Steve Earle released his tribute album to songwriter Guy Clark last week. In Rolling Stone‘s video series “The First Time,” he recounts his first meeting with the no-nonsense Clark, who along with Townes Van Zandt, became creative north stars for Earle.
Both introductions didn’t start off particularly well, with Clark poking fun at Earle’s hat while he played pool and Van Zandt attending one of his gigs — and incessantly calling for him to sing “Wabash Cannonball.” “I’m being heckled by my hero,” Earle recalls.
The “Copperhead Road” singer also talks about his introduction to activism (taking up collections for the first Earth Day and sabotaging construction equipment by putting sugar in the gas tanks); the first album he ever bought (Sgt. Pepper’s Lonely Hearts Club Band); and the country song to first make him cry (“If We Make It Through December” by Merle Haggard).

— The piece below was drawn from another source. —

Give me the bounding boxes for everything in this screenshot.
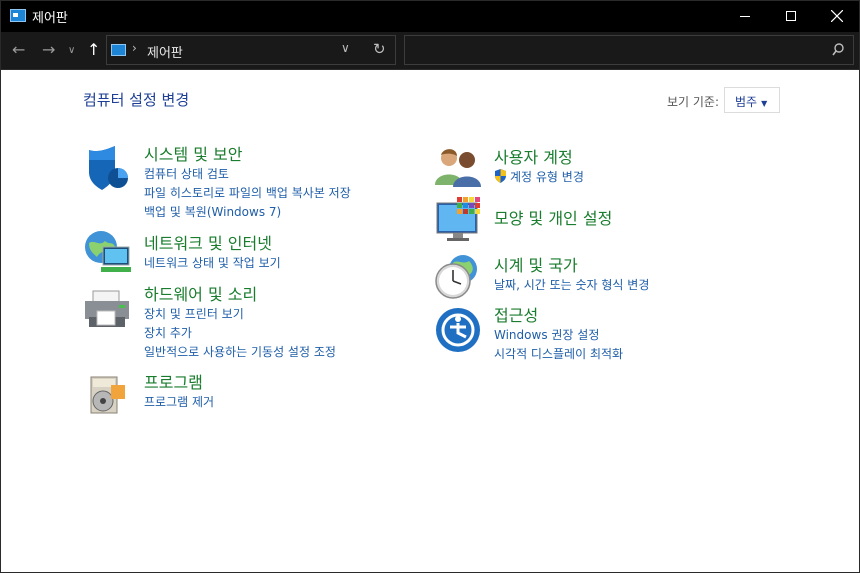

On Earle’s new album Guy, he sings his personal favorites of Clark, including “Desperados Waiting for a Train,” “Dublin Blues” and “The Randall Knife,” which Earle says he almost didn’t record because it was too intimidating. Ultimately, he decided to cut it first.
“To me that was like your first day in jail. You pick out the biggest guy in the yard and you knock him out and then you get to keep your radio,” he told Rolling Stone. “I just knew to tackle that first.”